The First Minister will announce later today the Welsh Assembly Government’s strategic and legislative programme for the coming months. He has already announced in plenary on 25 May that he will bring forward proposals in relation to child poverty, affordable housing, climate change and better access to health care.
I thank the Secretary of State for his reply. How closely do the Labour Government in Westminster intend to involve Westminster MPs in scrutinising Welsh legislative issues? Is not the Secretary of State concerned—as Opposition Members are—that such scrutiny opportunities for Westminster MPs are limited to statutory instruments, secondary legislative bodies and Welsh Committees? What can he do to give more scrutiny by the House?
I very much support the principle of scrutiny, particularly pre-legislative scrutiny, which I took forward in my previous post as Leader of the House. The Welsh Affairs Committee has the opportunity to pre-scrutinise matters and only yesterday produced a valuable report, which noted that the whole House could be involved. Although it is a Welsh Members’ Select Committee, other Members have the opportunity to give evidence to it and to contribute to the scrutiny process. There are other ways of achieving that, too.
I welcome the Secretary of State’s positive comments about our report. Would he be prepared to appear before the Select Committee to discuss the matter more fully? Like him and the whole House, we are keen to ensure that there is thorough scrutiny of all framework powers going through the Welsh Assembly Government.
Undoubtedly, the introduction of Orders in Council, as provided for in the Government of Wales Act 2006, to give the Assembly the opportunity to take extra measure-making powers is an important advance, and my hon. Friend’s Committee will have a valuable pre-scrutiny role. He referred to framework powers, as did the report, and my right hon. Friends the Members for Torfaen (Mr. Murphy) and for Islwyn (Mr. Touhig) have also raised the issue on the Floor of the House. It is an important issue, and an explanatory memorandum will of course accompany each proposed framework power in an England and Wales Bill and will be placed in the Libraries of both Houses. We need to make sure that a full explanation is provided by the Welsh Assembly Government so that Members have the chance to look at what they are being invited to endorse in a Bill.
In discussing with the First Minister his proposals for climate change legislation, will the Secretary of State ensure that the First Minister is fully aware of the controversial cross-border issues that will arise over proposals for the Severn barrage?
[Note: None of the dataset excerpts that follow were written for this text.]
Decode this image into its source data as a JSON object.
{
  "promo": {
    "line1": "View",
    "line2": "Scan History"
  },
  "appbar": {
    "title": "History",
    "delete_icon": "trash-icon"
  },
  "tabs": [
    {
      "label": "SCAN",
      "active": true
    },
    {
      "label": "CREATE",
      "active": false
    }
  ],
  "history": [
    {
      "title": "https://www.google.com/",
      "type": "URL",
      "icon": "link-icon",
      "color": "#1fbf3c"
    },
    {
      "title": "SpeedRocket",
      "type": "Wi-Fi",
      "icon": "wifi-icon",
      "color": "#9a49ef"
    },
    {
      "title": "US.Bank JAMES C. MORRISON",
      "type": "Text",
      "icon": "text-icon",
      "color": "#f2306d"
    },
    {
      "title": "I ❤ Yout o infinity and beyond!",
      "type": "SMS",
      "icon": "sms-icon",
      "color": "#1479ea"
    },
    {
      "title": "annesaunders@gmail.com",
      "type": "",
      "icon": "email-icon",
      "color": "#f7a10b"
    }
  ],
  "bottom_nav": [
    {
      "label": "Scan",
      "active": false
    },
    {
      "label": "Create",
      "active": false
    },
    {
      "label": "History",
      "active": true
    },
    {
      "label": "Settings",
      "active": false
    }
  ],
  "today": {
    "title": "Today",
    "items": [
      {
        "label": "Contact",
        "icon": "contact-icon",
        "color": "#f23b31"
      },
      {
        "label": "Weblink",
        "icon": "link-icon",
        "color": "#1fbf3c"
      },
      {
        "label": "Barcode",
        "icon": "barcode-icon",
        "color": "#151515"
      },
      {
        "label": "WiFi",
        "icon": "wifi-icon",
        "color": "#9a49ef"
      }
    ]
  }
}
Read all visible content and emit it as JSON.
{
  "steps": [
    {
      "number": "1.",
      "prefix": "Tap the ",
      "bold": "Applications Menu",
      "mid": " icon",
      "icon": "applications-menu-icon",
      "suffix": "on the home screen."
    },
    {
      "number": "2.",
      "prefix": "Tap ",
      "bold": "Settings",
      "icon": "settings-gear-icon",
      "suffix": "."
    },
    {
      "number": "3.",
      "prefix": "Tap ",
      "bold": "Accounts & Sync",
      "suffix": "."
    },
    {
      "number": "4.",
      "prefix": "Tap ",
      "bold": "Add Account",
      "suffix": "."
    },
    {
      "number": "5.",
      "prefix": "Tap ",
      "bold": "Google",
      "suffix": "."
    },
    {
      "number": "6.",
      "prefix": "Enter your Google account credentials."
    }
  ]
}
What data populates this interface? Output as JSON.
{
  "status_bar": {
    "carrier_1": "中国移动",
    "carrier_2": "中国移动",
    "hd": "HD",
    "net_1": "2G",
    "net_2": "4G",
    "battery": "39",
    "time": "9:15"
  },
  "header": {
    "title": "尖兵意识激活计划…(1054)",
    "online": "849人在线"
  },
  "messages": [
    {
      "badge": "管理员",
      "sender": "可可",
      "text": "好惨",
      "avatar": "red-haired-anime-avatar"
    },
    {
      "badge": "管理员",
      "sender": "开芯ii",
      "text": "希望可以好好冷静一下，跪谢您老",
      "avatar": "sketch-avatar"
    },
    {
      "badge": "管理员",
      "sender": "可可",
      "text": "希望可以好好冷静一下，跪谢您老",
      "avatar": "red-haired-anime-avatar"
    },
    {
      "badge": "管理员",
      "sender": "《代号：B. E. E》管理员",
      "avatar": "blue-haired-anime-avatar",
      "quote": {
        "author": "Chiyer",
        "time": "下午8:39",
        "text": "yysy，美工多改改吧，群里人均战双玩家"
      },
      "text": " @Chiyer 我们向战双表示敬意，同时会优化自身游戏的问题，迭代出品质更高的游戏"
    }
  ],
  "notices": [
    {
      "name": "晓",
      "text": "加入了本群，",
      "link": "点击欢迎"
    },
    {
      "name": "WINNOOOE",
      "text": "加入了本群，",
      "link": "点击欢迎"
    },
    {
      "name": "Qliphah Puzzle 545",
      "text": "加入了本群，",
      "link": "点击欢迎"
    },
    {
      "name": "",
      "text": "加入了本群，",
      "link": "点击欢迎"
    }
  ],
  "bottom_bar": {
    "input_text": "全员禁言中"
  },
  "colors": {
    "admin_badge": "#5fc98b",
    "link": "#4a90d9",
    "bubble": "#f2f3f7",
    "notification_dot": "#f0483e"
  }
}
Will the Secretary of State and the First Minister ensure that before they proceed they visit the barrage de La Rance at St. Malo, where they will see how over 40 years, and to generate only 3 per cent. of the electricity of Brittany, the environment has been devastated and biodiversity has been sterilised? The impact of the barrage on that part of France has been devastatingly bad and there will be great opposition to the Severn barrage on those grounds alone.
That is not my understanding, but obviously if the hon. Gentleman wants to put evidence before me I shall be happy to look at it. As I understand it, the evidence shows that La Rance river, which is the only equivalent project that I know about, has seen an increase in biodiversity. Given the support for the proposal in the south-west, from Bristol down to Taunton, including the regional development agency and local authorities, I think the Severn barrage could be of enormous benefit environmentally and in every other way.
I am not sure that the Secretary of State will have time to visit the Rance project; after all, he did not have time, or was unable, to attend the opening of the Welsh Assembly yesterday. However, will he find time to ask the First Minister how he can claim to be leading a listening Government in Wales when he has not discussed his legislative programme with the other parties and did not even attend the televised debate between party leaders on the legislation last night? Is not the truth that Labour continues to take Wales for granted even when it has lost its majority and lost its authority?
This is from a Welsh Conservative party that did extremely badly at the 3 May elections and that has consistently lost ground in Wales over the past 20 years because of its anti-Welsh policies and the way in which unemployment went up and bankruptcies and public spending cuts increased in Wales under the Tories. All that would lie in Wales’s future if Tory Ministers took power away from a Welsh Assembly Labour Government. Tory Ministers back in power and in charge of Wales is not something that the people of Wales want.